Thank you for the link to the excellent video tutorial. One more question for you: We both know that Microsoft has pretty much washed its hands of W10. My granddaughter is by no means a power user. She uses her laptop mostly to play games: Wizard 101, Pirates 101, and similar fare. Is this machine close to outliving its usefulness?
07-23-2025 07:11 PM
You're very welcome.
Unfortunately, I have no idea how that PC was updated to W11 without a software hack.
The minimum W11 AMD processor requirement is a Ryzen 3xxx series processor.
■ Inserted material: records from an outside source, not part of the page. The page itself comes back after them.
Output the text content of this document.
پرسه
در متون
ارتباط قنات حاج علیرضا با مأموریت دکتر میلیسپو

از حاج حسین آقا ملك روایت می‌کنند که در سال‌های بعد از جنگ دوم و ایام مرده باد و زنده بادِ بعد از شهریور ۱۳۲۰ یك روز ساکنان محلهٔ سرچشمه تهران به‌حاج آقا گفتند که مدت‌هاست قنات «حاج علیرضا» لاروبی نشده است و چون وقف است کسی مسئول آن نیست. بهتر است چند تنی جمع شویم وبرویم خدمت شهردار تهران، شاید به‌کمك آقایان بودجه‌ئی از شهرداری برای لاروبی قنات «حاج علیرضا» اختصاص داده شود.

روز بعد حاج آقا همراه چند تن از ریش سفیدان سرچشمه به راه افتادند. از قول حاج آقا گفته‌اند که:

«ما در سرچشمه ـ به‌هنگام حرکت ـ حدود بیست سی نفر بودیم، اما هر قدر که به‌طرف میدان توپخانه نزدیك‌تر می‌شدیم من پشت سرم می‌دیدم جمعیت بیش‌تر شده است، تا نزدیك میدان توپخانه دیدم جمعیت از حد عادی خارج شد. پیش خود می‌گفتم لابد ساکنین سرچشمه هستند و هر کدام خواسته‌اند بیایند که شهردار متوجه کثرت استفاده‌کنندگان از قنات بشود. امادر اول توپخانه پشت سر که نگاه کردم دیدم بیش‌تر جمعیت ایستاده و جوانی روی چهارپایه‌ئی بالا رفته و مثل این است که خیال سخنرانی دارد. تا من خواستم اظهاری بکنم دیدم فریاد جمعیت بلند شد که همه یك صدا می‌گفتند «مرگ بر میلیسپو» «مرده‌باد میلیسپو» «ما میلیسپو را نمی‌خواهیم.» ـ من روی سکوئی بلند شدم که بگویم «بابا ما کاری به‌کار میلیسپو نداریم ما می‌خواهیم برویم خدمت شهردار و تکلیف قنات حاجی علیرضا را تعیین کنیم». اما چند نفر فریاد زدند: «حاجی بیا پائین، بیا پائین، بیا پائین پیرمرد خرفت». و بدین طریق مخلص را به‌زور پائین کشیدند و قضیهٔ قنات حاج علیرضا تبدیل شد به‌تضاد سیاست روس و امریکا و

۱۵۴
The 15-g019wm notebook came with an AMD E1-2100 processor which has to be the weakest processor on the planet--worse than an Intel Celeron in my opinion.
No wonder the PC is slower than 4th class mail.
You can install W11 on it using a workaround, but I recommend you use W10 because it uses less resources than W11 requires.
It should run a little bit better on W10 after you get it back up and running again.
Yes, W10 will go out of support in October but that just means that Microsoft won't be releasing any security or software updates for W10 anymore.
So, as long as you are not storing sensitive information on the PC, I don't see any problem with using it indefinitely.
I'm still using XP on an old PC that I have to use from time to time, and it works fine for what i need it for--including going online.